The expression “fluid circuit”, as used herein, denotes a fluid system, a tube set, a blood tubing set or the like, each suitable, intended and/or embodied to receive, and be flowed through by, process fluids, medical liquids, e.g. blood, substituate, dialysate and/or combinations thereof. The process fluids may be used for the purpose of a process such as flushing, priming, substituting, decreasing or lowering the concentration of pollutants and the like. A fluid circuit must not allow or enable a closed circulation. A fluid circuit may comprise at least one filter device (e.g., a blood filter), and/or at least one pump (e.g., a blood or substituate pump).
In some exemplary embodiments, the fluid circuit or at least a section thereof is provided and/or designed to receive and/or to convey at least one fluid, in particular a medical fluid.
In some exemplary embodiments, the functional device comprises at least one channel which is at least suitable and/or embodied to convey and/or to lead a liquid.
In some exemplary embodiments, the fluid circuit is, in particular an arterial and/or venous, blood, dialysate and/or substituate circuit.
The functional device may further comprise at least one filter device, or at least one section thereof, which is arranged inside the fluid circuit, in particular between a blood circuit and at least one dialysate circuit. The filter device can be a blood filter or a dialyzer.

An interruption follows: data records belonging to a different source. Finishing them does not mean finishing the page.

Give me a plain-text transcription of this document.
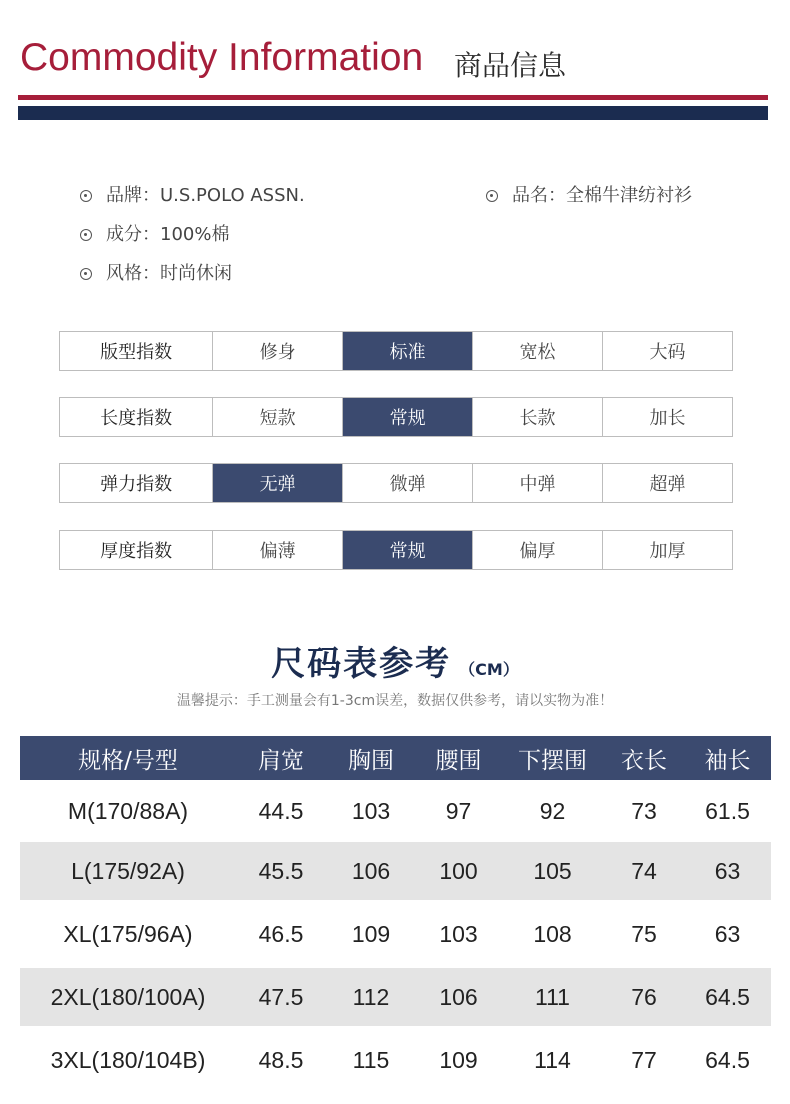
Commodity Information 商品信息
品牌：U.S.POLO ASSN.	品名：全棉牛津纺衬衫
成分：100%棉
风格：时尚休闲
版型指数	修身	标准	宽松	大码
长度指数	短款	常规	长款	加长
弹力指数	无弹	微弹	中弹	超弹
厚度指数	偏薄	常规	偏厚	加厚
尺码表参考 （CM）
温馨提示：手工测量会有1-3cm误差，数据仅供参考，请以实物为准！
规格/号型	肩宽	胸围	腰围	下摆围	衣长	袖长
M(170/88A)	44.5	103	97	92	73	61.5
L(175/92A)	45.5	106	100	105	74	63
XL(175/96A)	46.5	109	103	108	75	63
2XL(180/100A)	47.5	112	106	111	76	64.5
3XL(180/104B)	48.5	115	109	114	77	64.5
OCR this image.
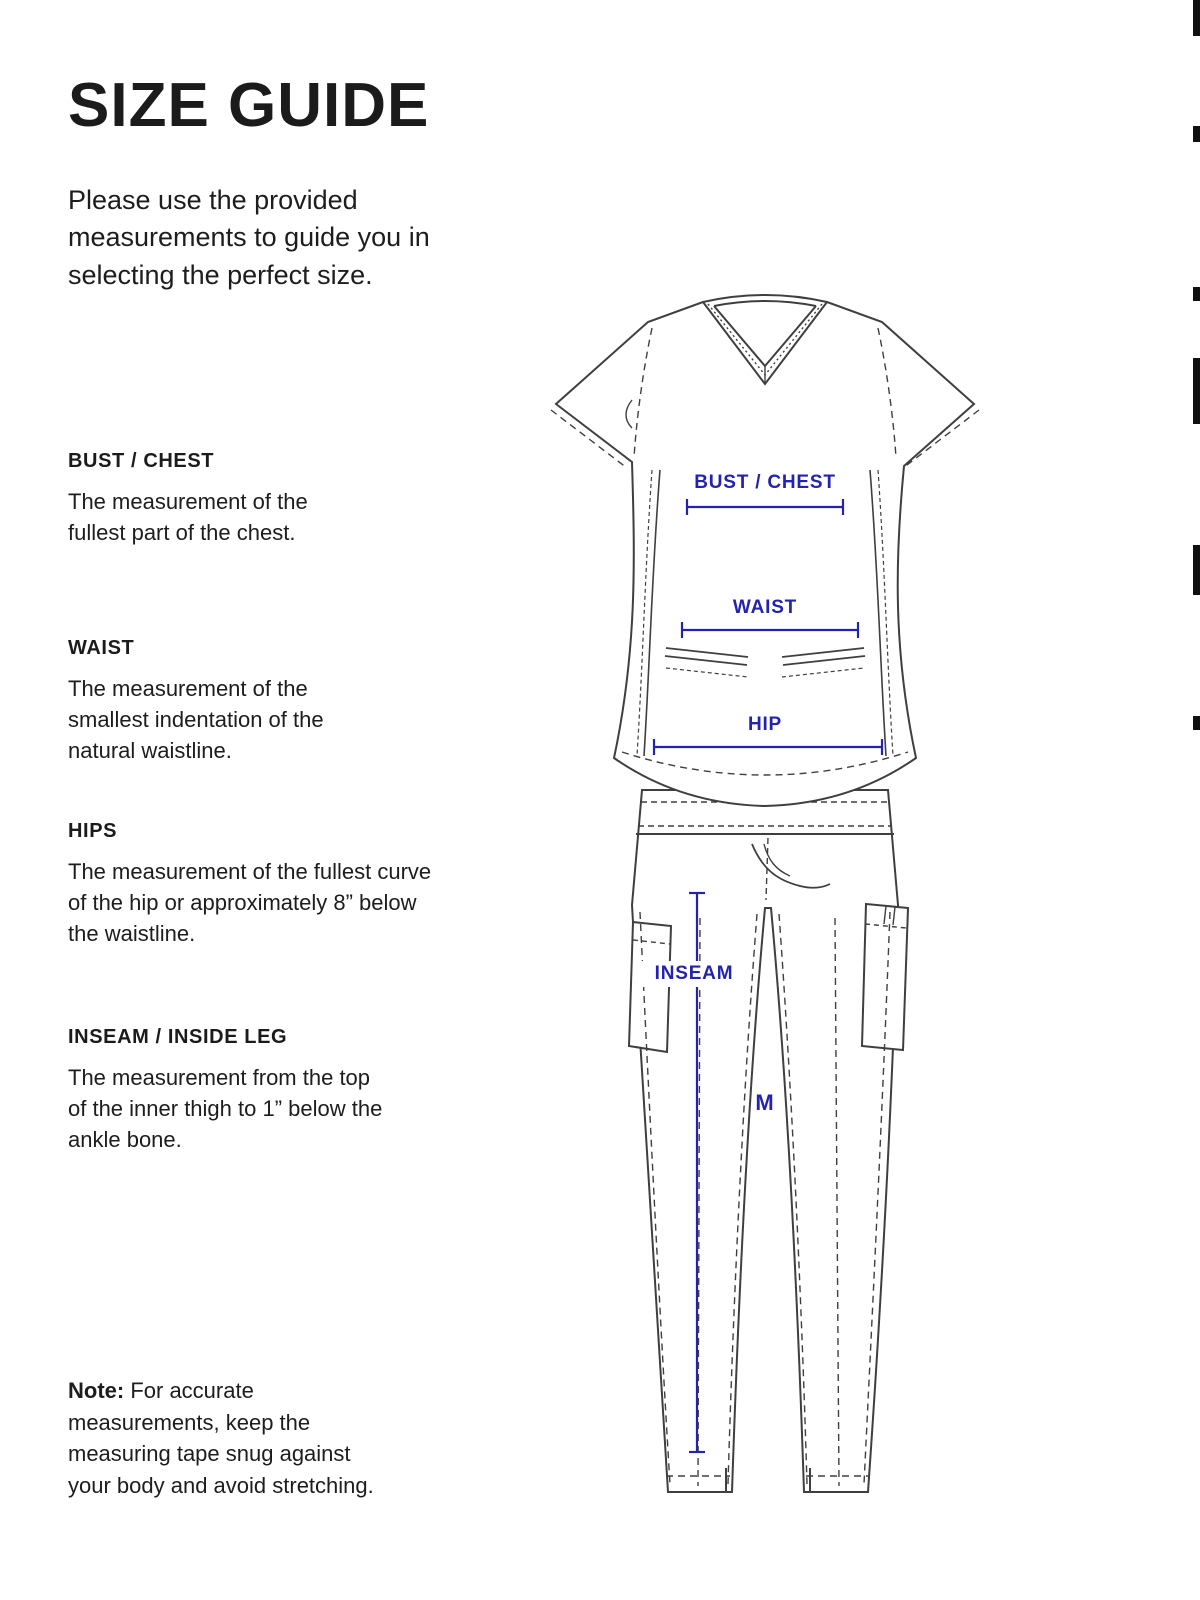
BUST / CHEST
WAIST
HIP
INSEAM
M
SIZE GUIDE

Please use the provided measurements to guide you in selecting the perfect size.

BUST / CHEST

The measurement of the fullest part of the chest.

WAIST

The measurement of the smallest indentation of the natural waistline.

HIPS

The measurement of the fullest curve of the hip or approximately 8” below the waistline.

INSEAM / INSIDE LEG

The measurement from the top of the inner thigh to 1” below the ankle bone.

Note: For accurate measurements, keep the measuring tape snug against your body and avoid stretching.
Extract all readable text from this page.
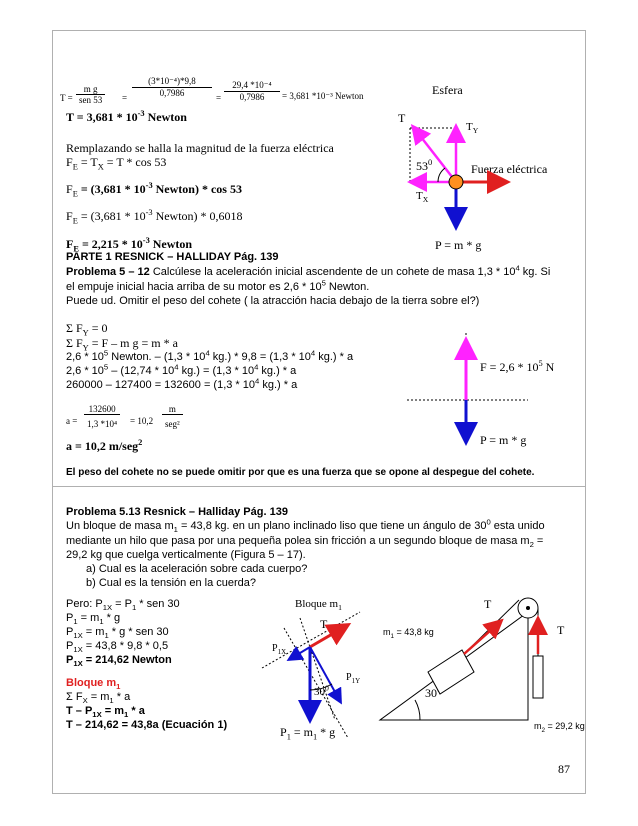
T =
m g
sen 53	= $\frac{\text{(3*10⁻⁴)*9,8}}{0,7986} = \frac{\text{29,4 *10⁻⁴}}{0,7986} = 3,681$ *10⁻³ Newton
$T = 3,681 * 10^{-3}$ Newton
Remplazando se halla la magnitud de la fuerza eléctrica
$F_E = T_X = T * \cos 53$
$F_E = (3,681 * 10^{-3}$ Newton) * cos 53
$F_E = (3,681 * 10^{-3}$ Newton) * 0,6018
$F_E = 2,215 * 10^{-3}$ Newton
Esfera
T
$T_Y$
$53^0$	Fuerza eléctrica
$T_X$
P = m * g
PARTE 1 RESNICK – HALLIDAY Pág. 139
Problema 5 – 12 Calcúlese la aceleración inicial ascendente de un cohete de masa $1,3 * 10^4$ kg. Si
el empuje inicial hacia arriba de su motor es $2,6 * 10^5$ Newton.
Puede ud. Omitir el peso del cohete ( la atracción hacia debajo de la tierra sobre el?)
Σ $F_Y = 0$
Σ $F_Y = F - m$ g = m * a
$2,6 * 10^5$ Newton. – ($1,3 * 10^4$ $kg.) * 9,8 = (1,3 * 10^4$ kg.) * a
$2,6 * 10^5 - (12,74 * 10^4$ $kg.) = (1,3 * 10^4$ kg.) * a
$260000 - 127400 = 132600 = (1,3 * 10^4$ kg.) * a
$a = \frac{132600}{\text{1,3 *10⁴}} = 10,2$
m
seg²
a = 10,2 m/seg$^2$
El peso del cohete no se puede omitir por que es una fuerza que se opone al despegue del cohete.
$F = 2,6 * 10^5$ N
P = m * g
Problema 5.13 Resnick – Halliday Pág. 139
Un bloque de masa $m_1 = 43,8$ kg. en un plano inclinado liso que tiene un ángulo de $30^0$ esta unido
mediante un hilo que pasa por una pequeña polea sin fricción a un segundo bloque de masa $m_2$ =
29,2 kg que cuelga verticalmente (Figura 5 – 17).
a) Cual es la aceleración sobre cada cuerpo?
b) Cual es la tensión en la cuerda?
Pero: $P_{1X} = P_1$ * sen 30
$P_1 = m_1 * g$
$P_{1X} = m_1 * g$ * sen 30
$P_{1X} = 43,8 * 9,8 * 0,5$
$P_{1X} = 214,62$ Newton
Bloque $m_1$
Σ $F_X = m_1 * a$
$T - P_{1X} = m_1 * a$
T – 214,62 = 43,8a (Ecuación 1)
87
Bloque $m_1$
T
$P_{1X}$
$P_{1Y}$
$30^0$
$P_1 = m_1 * g$
T
T
$m_1 = 43,8$ kg
30
$m_2 = 29,2$ kg
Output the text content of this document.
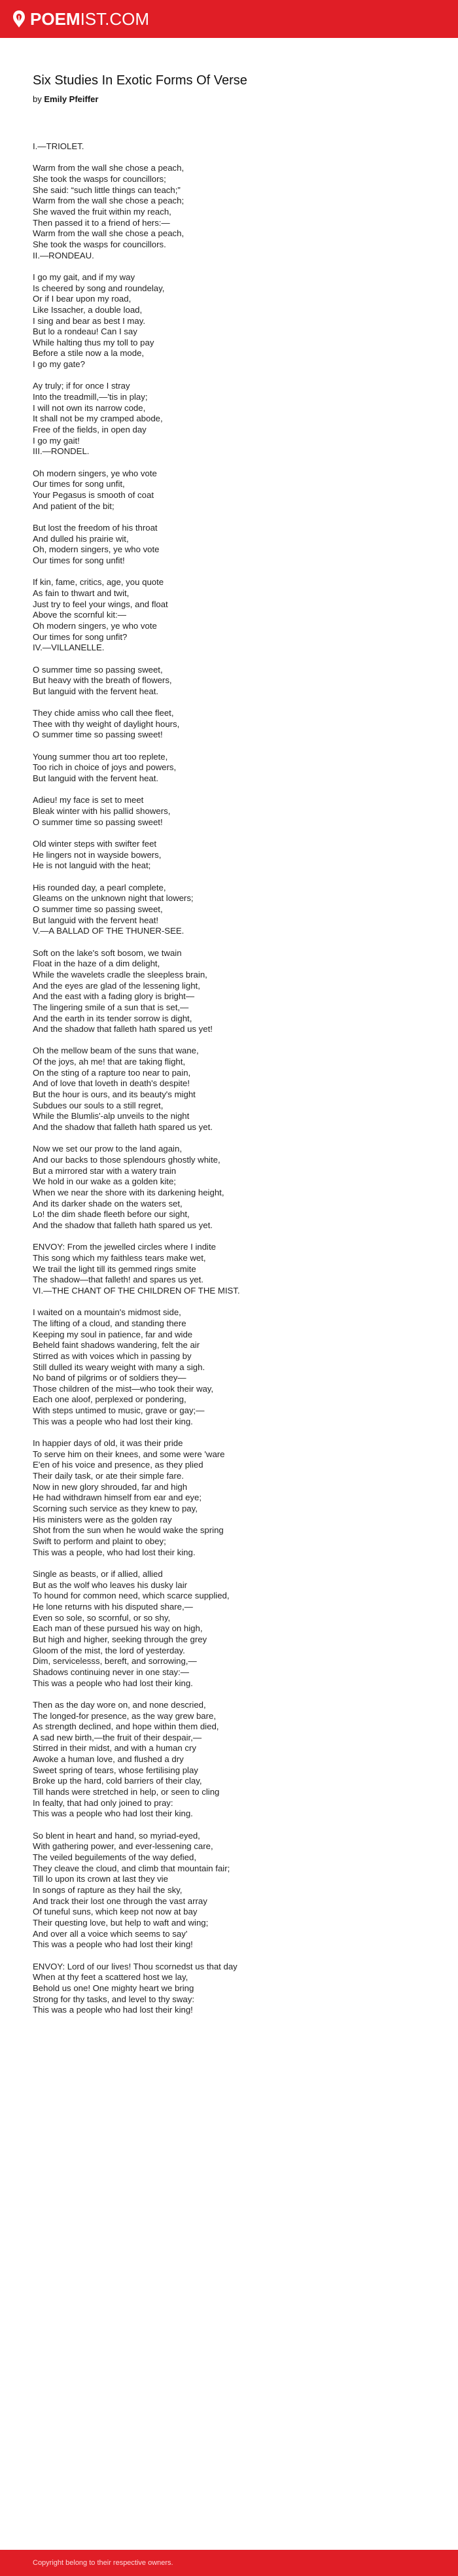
POEMIST.COM
Six Studies In Exotic Forms Of Verse
by Emily Pfeiffer
I.—TRIOLET.

Warm from the wall she chose a peach,
She took the wasps for councillors;
She said: “such little things can teach;”
Warm from the wall she chose a peach;
She waved the fruit within my reach,
Then passed it to a friend of hers:—
Warm from the wall she chose a peach,
She took the wasps for councillors.
II.—RONDEAU.

I go my gait, and if my way
Is cheered by song and roundelay,
Or if I bear upon my road,
Like Issacher, a double load,
I sing and bear as best I may.
But lo a rondeau! Can I say
While halting thus my toll to pay
Before a stile now a la mode,
I go my gate?

Ay truly; if for once I stray
Into the treadmill,—'tis in play;
I will not own its narrow code,
It shall not be my cramped abode,
Free of the fields, in open day
I go my gait!
III.—RONDEL.

Oh modern singers, ye who vote
Our times for song unfit,
Your Pegasus is smooth of coat
And patient of the bit;

But lost the freedom of his throat
And dulled his prairie wit,
Oh, modern singers, ye who vote
Our times for song unfit!

If kin, fame, critics, age, you quote
As fain to thwart and twit,
Just try to feel your wings, and float
Above the scornful kit:—
Oh modern singers, ye who vote
Our times for song unfit?
IV.—VILLANELLE.

O summer time so passing sweet,
But heavy with the breath of flowers,
But languid with the fervent heat.

They chide amiss who call thee fleet,
Thee with thy weight of daylight hours,
O summer time so passing sweet!

Young summer thou art too replete,
Too rich in choice of joys and powers,
But languid with the fervent heat.

Adieu! my face is set to meet
Bleak winter with his pallid showers,
O summer time so passing sweet!

Old winter steps with swifter feet
He lingers not in wayside bowers,
He is not languid with the heat;

His rounded day, a pearl complete,
Gleams on the unknown night that lowers;
O summer time so passing sweet,
But languid with the fervent heat!
V.—A BALLAD OF THE THUNER-SEE.

Soft on the lake's soft bosom, we twain
Float in the haze of a dim delight,
While the wavelets cradle the sleepless brain,
And the eyes are glad of the lessening light,
And the east with a fading glory is bright—
The lingering smile of a sun that is set,—
And the earth in its tender sorrow is dight,
And the shadow that falleth hath spared us yet!

Oh the mellow beam of the suns that wane,
Of the joys, ah me! that are taking flight,
On the sting of a rapture too near to pain,
And of love that loveth in death's despite!
But the hour is ours, and its beauty's might
Subdues our souls to a still regret,
While the Blumlis'-alp unveils to the night
And the shadow that falleth hath spared us yet.

Now we set our prow to the land again,
And our backs to those splendours ghostly white,
But a mirrored star with a watery train
We hold in our wake as a golden kite;
When we near the shore with its darkening height,
And its darker shade on the waters set,
Lo! the dim shade fleeth before our sight,
And the shadow that falleth hath spared us yet.

ENVOY: From the jewelled circles where I indite
This song which my faithless tears make wet,
We trail the light till its gemmed rings smite
The shadow—that falleth! and spares us yet.
VI.—THE CHANT OF THE CHILDREN OF THE MIST.

I waited on a mountain's midmost side,
The lifting of a cloud, and standing there
Keeping my soul in patience, far and wide
Beheld faint shadows wandering, felt the air
Stirred as with voices which in passing by
Still dulled its weary weight with many a sigh.
No band of pilgrims or of soldiers they—
Those children of the mist—who took their way,
Each one aloof, perplexed or pondering,
With steps untimed to music, grave or gay;—
This was a people who had lost their king.

In happier days of old, it was their pride
To serve him on their knees, and some were 'ware
E'en of his voice and presence, as they plied
Their daily task, or ate their simple fare.
Now in new glory shrouded, far and high
He had withdrawn himself from ear and eye;
Scorning such service as they knew to pay,
His ministers were as the golden ray
Shot from the sun when he would wake the spring
Swift to perform and plaint to obey;
This was a people, who had lost their king.

Single as beasts, or if allied, allied
But as the wolf who leaves his dusky lair
To hound for common need, which scarce supplied,
He lone returns with his disputed share,—
Even so sole, so scornful, or so shy,
Each man of these pursued his way on high,
But high and higher, seeking through the grey
Gloom of the mist, the lord of yesterday.
Dim, servicelesss, bereft, and sorrowing,—
Shadows continuing never in one stay:—
This was a people who had lost their king.

Then as the day wore on, and none descried,
The longed-for presence, as the way grew bare,
As strength declined, and hope within them died,
A sad new birth,—the fruit of their despair,—
Stirred in their midst, and with a human cry
Awoke a human love, and flushed a dry
Sweet spring of tears, whose fertilising play
Broke up the hard, cold barriers of their clay,
Till hands were stretched in help, or seen to cling
In fealty, that had only joined to pray:
This was a people who had lost their king.

So blent in heart and hand, so myriad-eyed,
With gathering power, and ever-lessening care,
The veiled beguilements of the way defied,
They cleave the cloud, and climb that mountain fair;
Till lo upon its crown at last they vie
In songs of rapture as they hail the sky,
And track their lost one through the vast array
Of tuneful suns, which keep not now at bay
Their questing love, but help to waft and wing;
And over all a voice which seems to say'
This was a people who had lost their king!

ENVOY: Lord of our lives! Thou scornedst us that day
When at thy feet a scattered host we lay,
Behold us one! One mighty heart we bring
Strong for thy tasks, and level to thy sway:
This was a people who had lost their king!
Copyright belong to their respective owners.
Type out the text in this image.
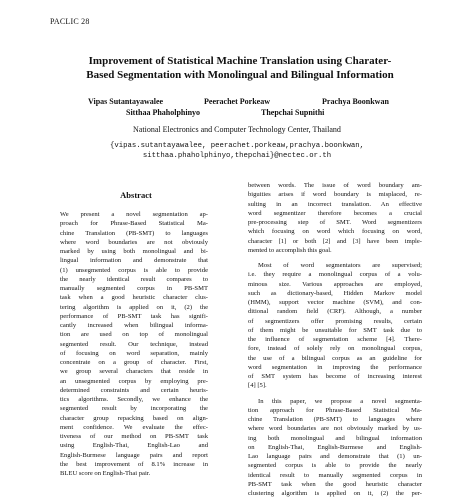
PACLIC 28
Improvement of Statistical Machine Translation using Charater-
Based Segmentation with Monolingual and Bilingual Information
Vipas Sutantayawalee	Peerachet Porkeaw	Prachya Boonkwan
Sitthaa Phaholphinyo	Thepchai Supnithi
National Electronics and Computer Technology Center, Thailand
{vipas.sutantayawalee, peerachet.porkeaw,prachya.boonkwan,
sitthaa.phaholphinyo,thepchai}@nectec.or.th
Abstract
We present a novel segmentation ap-
proach for Phrase-Based Statistical Ma-
chine Translation (PB-SMT) to languages
where word boundaries are not obviously
marked by using both monolingual and bi-
lingual information and demonstrate that
(1) unsegmented corpus is able to provide
the nearly identical result compares to
manually segmented corpus in PB-SMT
task when a good heuristic character clus-
tering algorithm is applied on it, (2) the
performance of PB-SMT task has signifi-
cantly increased when bilingual informa-
tion are used on top of monolingual
segmented result. Our technique, instead
of focusing on word separation, mainly
concentrate on a group of character. First,
we group several characters that reside in
an unsegmented corpus by employing pre-
determined constraints and certain heuris-
tics algorithms. Secondly, we enhance the
segmented result by incorporating the
character group repacking based on align-
ment confidence. We evaluate the effec-
tiveness of our method on PB-SMT task
using English-Thai, English-Lao and
English-Burmese language pairs and report
the best improvement of 8.1% increase in
BLEU score on English-Thai pair.
between words. The issue of word boundary am-
biguities arises if word boundary is misplaced, re-
sulting in an incorrect translation. An effective
word segmentizer therefore becomes a crucial
pre-processing step of SMT. Word segmentizers
which focusing on word which focusing on word,
character [1] or both [2] and [3] have been imple-
mented to accomplish this goal.
Most of word segmentators are supervised;
i.e. they require a monolingual corpus of a volu-
minous size. Various approaches are employed,
such as dictionary-based, Hidden Markov model
(HMM), support vector machine (SVM), and con-
ditional random field (CRF). Although, a number
of segmentizers offer promising results, certain
of them might be unsuitable for SMT task due to
the influence of segmentation scheme [4]. There-
fore, instead of solely rely on monolingual corpus,
the use of a bilingual corpus as an guideline for
word segmentation in improving the performance
of SMT system has become of increasing interest
[4] [5].
In this paper, we propose a novel segmenta-
tion approach for Phrase-Based Statistical Ma-
chine Translation (PB-SMT) to languages where
where word boundaries are not obviously marked by us-
ing both monolingual and bilingual information
on English-Thai, English-Burmese and English-
Lao language pairs and demonstrate that (1) un-
segmented corpus is able to provide the nearly
identical result to manually segmented corpus in
PB-SMT task when the good heuristic character
clustering algorithm is applied on it, (2) the per-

In some exemplary embodiments, the heat exchange device is dimensioned, arranged, connected and/or embodied such that the temperature of the first section and/or in particular the temperature of the fluid flowing through the first section of the fluid circuit and the temperature of the second section, in particular the temperature of the fluid flowing through the second section of the fluid circuit, are matched, balanced or substantially equal or identical within a pre-determinable, predefined, adjustable and/or pre-definable, at least limited or pre-determined time.
Alternatively or additionally, in some exemplary embodiments, the temperature difference of the fluids flowing through the respective sections and/or of the respective sections, is at least reduced, for example by about at least 10%, 20%, 30%, 40%, 50%, 60% or more before and after leaving the heat exchange device.
With the expression “balancing, balanced or equal”, as used herein, it may generally be understood that the temperatures of the relevant sections and/or of the fluids present in or flowing through the relevant sections after leaving the heat exchange device are equal or substantially equal. Thereby, particularly the temperature difference of the fluids flowing through the respective sections before and after leaving the heat exchange device may be reduced and/or balanced. In particular, the difference of the outgoing temperatures (of fluids flowing out of the heat exchange device) may be lower, for example significantly lower, than the difference of the incoming or initial temperatures.
Temperatures, having for example a temperature difference of less than or equal to 10° C. may be considered as “substantially” equal. Temperature differences of 2° C. or less, in particular of significantly lower than 1° C., are preferably achievable. The person skilled in the art will recognize that this specification may depend on the maximum temperature difference in the balancing circuit. Preferably, the maximum temperature difference should be reduced to about 30% to 70%.
In some exemplary embodiments, the first section is located upstream of a filter device, for example a blood filter, in an operating state of the functional device, in particular with respect to a flow direction of the fluid during the operation of the functional device, for example during a treatment. Alternatively or additionally, the second section may be located downstream of a filter device, for example a blood filter, in an operating state of the functional device, in particular with respect to a flow direction of the fluid during the operation of the functional device, for example during a treatment.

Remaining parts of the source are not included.